Un tel univers, si propre et si droit, était fait pour s'effondrer, et c'est évidemment ce qui se produit lorsque les humains se transforment peu à peu en bêtes cornues. Le lieu se démantibule sous les éclairages verdissants d'Erwann Bernard, et les esprits font de même, entraînés vers les plus graves excès de violence et de protectionnisme par crainte de l'étranger.
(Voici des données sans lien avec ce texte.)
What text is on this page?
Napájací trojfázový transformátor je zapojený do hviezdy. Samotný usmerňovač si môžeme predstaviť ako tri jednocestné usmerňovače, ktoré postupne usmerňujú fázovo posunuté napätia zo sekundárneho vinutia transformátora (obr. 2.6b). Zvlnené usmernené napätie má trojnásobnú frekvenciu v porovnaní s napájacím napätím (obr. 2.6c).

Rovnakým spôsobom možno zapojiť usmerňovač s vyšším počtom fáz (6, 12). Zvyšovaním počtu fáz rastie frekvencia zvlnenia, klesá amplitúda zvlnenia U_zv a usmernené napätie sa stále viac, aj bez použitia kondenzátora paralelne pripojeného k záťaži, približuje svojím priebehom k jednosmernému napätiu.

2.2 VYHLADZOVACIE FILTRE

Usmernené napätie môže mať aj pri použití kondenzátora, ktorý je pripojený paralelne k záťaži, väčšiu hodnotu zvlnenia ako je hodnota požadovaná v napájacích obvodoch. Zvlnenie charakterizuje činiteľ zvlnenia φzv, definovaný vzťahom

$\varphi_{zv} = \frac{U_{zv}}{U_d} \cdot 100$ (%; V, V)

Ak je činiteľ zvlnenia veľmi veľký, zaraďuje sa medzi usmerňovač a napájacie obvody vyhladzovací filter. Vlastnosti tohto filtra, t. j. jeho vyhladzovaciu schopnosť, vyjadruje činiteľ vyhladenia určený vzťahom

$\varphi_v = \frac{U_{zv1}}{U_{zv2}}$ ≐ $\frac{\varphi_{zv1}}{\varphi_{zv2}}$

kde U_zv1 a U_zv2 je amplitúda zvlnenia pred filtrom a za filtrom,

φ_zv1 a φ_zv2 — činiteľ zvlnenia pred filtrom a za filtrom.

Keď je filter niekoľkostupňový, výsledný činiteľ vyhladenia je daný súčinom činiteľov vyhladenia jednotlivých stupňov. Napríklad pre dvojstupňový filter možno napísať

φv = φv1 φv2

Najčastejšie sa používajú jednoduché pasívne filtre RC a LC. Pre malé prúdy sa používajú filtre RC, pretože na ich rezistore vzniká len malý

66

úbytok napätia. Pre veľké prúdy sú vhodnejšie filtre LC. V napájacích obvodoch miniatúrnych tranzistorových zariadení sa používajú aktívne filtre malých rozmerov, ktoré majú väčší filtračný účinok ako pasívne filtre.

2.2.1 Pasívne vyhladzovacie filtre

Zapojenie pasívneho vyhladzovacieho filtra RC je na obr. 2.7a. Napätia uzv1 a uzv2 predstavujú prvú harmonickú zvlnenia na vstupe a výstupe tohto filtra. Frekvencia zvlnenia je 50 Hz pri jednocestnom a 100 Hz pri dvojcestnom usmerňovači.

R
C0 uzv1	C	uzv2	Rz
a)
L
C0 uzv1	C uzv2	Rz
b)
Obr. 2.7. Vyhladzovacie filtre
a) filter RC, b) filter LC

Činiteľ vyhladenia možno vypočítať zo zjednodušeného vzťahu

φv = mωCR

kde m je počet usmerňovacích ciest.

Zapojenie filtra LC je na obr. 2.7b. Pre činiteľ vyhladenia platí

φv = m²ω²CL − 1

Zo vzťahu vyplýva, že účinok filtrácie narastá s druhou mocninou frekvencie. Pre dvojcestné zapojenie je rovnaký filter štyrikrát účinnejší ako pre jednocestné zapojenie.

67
Difficile de ne pas entendre dans ce vivier de terrorisés des échos de l'Amérique post-11 septembre 2001, avec ces corps qui tombent du haut de l'immeuble, cet avion qui arrache une partie de la façade mais surtout cette indescriptible peur qui s'empare des corps qui, masques à gaz au visage, suivent bientôt le troupeau en barrissant.
En employé naïf et négligé qui résiste malgré tout, Alain Zouvi nous propose de belles nuances dans son Bérenger, cet humaniste qui doute. Face à lui, dans la peau de son collègue Jean, un Marc Béland en très grande forme: sa transformation en rhinocéros compte parmi les moments forts du spectacle. Parmi la distribution qui gravite autour de ce beau duo d'acteurs, notons la prestation de Luc Bourgeois, haïssable au possible dans son rôle de patron, ainsi que celle, particulièrement hilarante, d'Annick Bergeron en Botard, femme d'affaires aux tendances réactionnaires.
Jean-Guy Legault fait donc son entrée au TNM avec une proposition audacieuse, tant sur le plan de l'adaptation que de la facture visuelle. Le bonhomme a l'habitude de créer de véritables terrains de jeu où les acteurs peuvent s'éclater. Les interprètes de Rhinocéros semblent par contre avoir manqué de temps pour bien s'approprier cet univers influencé par la science-fiction et la bande dessinée. Il est vrai que Rhino World ne nous apparaît pas de toute façon comme un endroit où l'humain peut s'émanciper outre mesure.